Remember to run the exit command when you are finished running your interactive environment.

Optionally, you can replace the bash command with the python or python3 command in srun to get an interactive python terminal (just remember to load your environment before running srun), for example:

module load python/3.8.7
srun -t 00:10:00 --pty python3

Note that during any interactive srun sessions, you may see messages such as "srun: job ###### queued and waiting for resources", and this indicates that the system is unable to allocate your job immediately. You can either reduce the resources your job uses (such as CPU-cores, memory, or time-limit) or you can just wait. The system will eventually run your job, but it really is just best to use the batch submission.

Jupyter Notebook

Using Jupyter Notebook on the cluster requires submitting a batch job using a script similar to this example script, and a terminal with X11 forwarding (such as MobaXTerm, "ssh -Y uuid@hpclogin.memphis.edu", or x2go).
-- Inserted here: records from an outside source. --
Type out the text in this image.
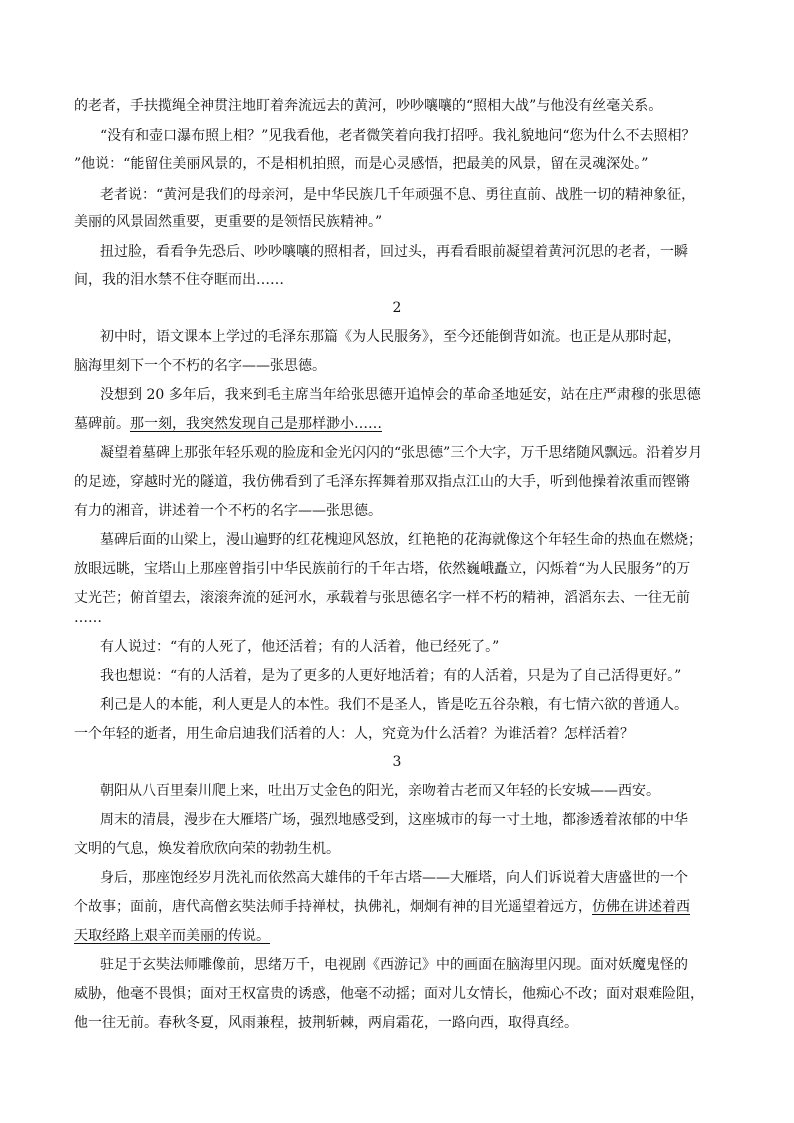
的老者，手扶揽绳全神贯注地盯着奔流远去的黄河，吵吵嚷嚷的“照相大战”与他没有丝毫关系。
“没有和壶口瀑布照上相？”见我看他，老者微笑着向我打招呼。我礼貌地问“您为什么不去照相？
”他说：“能留住美丽风景的，不是相机拍照，而是心灵感悟，把最美的风景，留在灵魂深处。”
老者说：“黄河是我们的母亲河，是中华民族几千年顽强不息、勇往直前、战胜一切的精神象征，
美丽的风景固然重要，更重要的是领悟民族精神。”
扭过脸，看看争先恐后、吵吵嚷嚷的照相者，回过头，再看看眼前凝望着黄河沉思的老者，一瞬
间，我的泪水禁不住夺眶而出……
2
初中时，语文课本上学过的毛泽东那篇《为人民服务》，至今还能倒背如流。也正是从那时起，
脑海里刻下一个不朽的名字——张思德。
没想到 20 多年后，我来到毛主席当年给张思德开追悼会的革命圣地延安，站在庄严肃穆的张思德
墓碑前。那一刻，我突然发现自己是那样渺小……
凝望着墓碑上那张年轻乐观的脸庞和金光闪闪的“张思德”三个大字，万千思绪随风飘远。沿着岁月
的足迹，穿越时光的隧道，我仿佛看到了毛泽东挥舞着那双指点江山的大手，听到他操着浓重而铿锵
有力的湘音，讲述着一个不朽的名字——张思德。
墓碑后面的山梁上，漫山遍野的红花槐迎风怒放，红艳艳的花海就像这个年轻生命的热血在燃烧；
放眼远眺，宝塔山上那座曾指引中华民族前行的千年古塔，依然巍峨矗立，闪烁着“为人民服务”的万
丈光芒；俯首望去，滚滚奔流的延河水，承载着与张思德名字一样不朽的精神，滔滔东去、一往无前
……
有人说过：“有的人死了，他还活着；有的人活着，他已经死了。”
我也想说：“有的人活着，是为了更多的人更好地活着；有的人活着，只是为了自己活得更好。”
利己是人的本能，利人更是人的本性。我们不是圣人，皆是吃五谷杂粮，有七情六欲的普通人。
一个年轻的逝者，用生命启迪我们活着的人：人，究竟为什么活着？为谁活着？怎样活着？
3
朝阳从八百里秦川爬上来，吐出万丈金色的阳光，亲吻着古老而又年轻的长安城——西安。
周末的清晨，漫步在大雁塔广场，强烈地感受到，这座城市的每一寸土地，都渗透着浓郁的中华
文明的气息，焕发着欣欣向荣的勃勃生机。
身后，那座饱经岁月洗礼而依然高大雄伟的千年古塔——大雁塔，向人们诉说着大唐盛世的一个
个故事；面前，唐代高僧玄奘法师手持禅杖，执佛礼，炯炯有神的目光遥望着远方，仿佛在讲述着西
天取经路上艰辛而美丽的传说。
驻足于玄奘法师雕像前，思绪万千，电视剧《西游记》中的画面在脑海里闪现。面对妖魔鬼怪的
威胁，他毫不畏惧；面对王权富贵的诱惑，他毫不动摇；面对儿女情长，他痴心不改；面对艰难险阻，
他一往无前。春秋冬夏，风雨兼程，披荆斩棘，两肩霜花，一路向西，取得真经。
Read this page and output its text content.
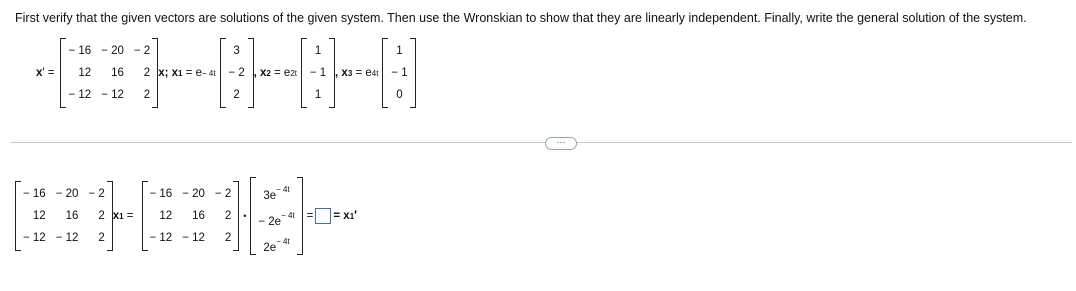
First verify that the given vectors are solutions of the given system. Then use the Wronskian to show that they are linearly independent. Finally, write the general solution of the system.
x ′ =
− 16 − 20 − 2
12	16	2
− 12 − 12	2
x; x 1 = e − 4t
3
− 2
2
, x 2 = e 2t
1
− 1
1
, x 3 = e 4t
1
− 1
0
···
− 16 − 20 − 2
12	16	2
− 12 − 12	2
x 1 =
− 16 − 20 − 2
12	16	2
− 12 − 12	2
•
$3e^{- 4t}$
− $2e^{- 4t}$
$2e^{- 4t}$
= = x 1 ′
Once you are connected, submit the job using the sbatch command, for example:

sbatch jupyter-test.sh

Check that the job submitted with the squeue command, for example:

squeue -u $USER
#2147524  computeq jupyter- jspngler  R       1:45      1 c006

And then looking at the output of the slurm-jobid.out file using the cat command, for example:

cat jupyter-2147524.out 
#*** Starting Jupyter on:  c006

#[I 13:15:41.606 NotebookApp] Serving notebooks from local directory: /home/jspngler/python
#[I 13:15:41.606 NotebookApp] Jupyter Notebook 6.4.3 is running at:
#[I 13:15:41.606 NotebookApp] http://c006:8888/?token=ASDFASDFASDF
#[I 13:15:41.606 NotebookApp]  or
#[I 13:15:41.606 NotebookApp] Use Control-C to stop this server and shut down all kernels (twice to skip confirmation).
#[C 13:15:41.611 NotebookApp]
#    To access the notebook, open this file in a browser:
#        file:///home/jspngler/.local/share/jupyter/runtime/nbserver-100836-open.html
#    Or copy and paste one of these URLs:
#        http://c006:8888/?token=ASDFASDFASDF
#     or

Then open the suggested URL with either the firefox or chromium-browser commands, for example:

chromium-browser http://c006:8888/?token=ASDFASDFASDF

If you choose to exit the kernel or quit the notebook in the jupyter-notebook page, your job will quit. If you don't, you can repeat the firefox or chromium-browser command to reopen your notebook, assuming your job hasn't reached it's time-limit or memory limit (check using the squeue -u $USER command and the slurm-jobid.out file).

Input and Output

With interactive jobs and jupyter-notebook jobs, the output is straight forward (what you see is what you get, plus any files your script/program creates). For batch submission, you have the option of redirecting the standard output and standard error to separate files with the #SBATCH directives (use "%j" to avoid overwriting files without the same jobid):

#SBATCH --output="standardOutput-%j.out"
#SBATCH --error="standardError-%j.out"

If you have files output to standard windows paths, such as "c:\path\to\file" or "path\to\file", you should change the output to match the Linux standard directories using "/" instead of "\" and change "c:\" absolute paths to your own directories' paths like "${HOME}/path/to/file". Additionally, you will need to upload any files your script will open as input to the cluster.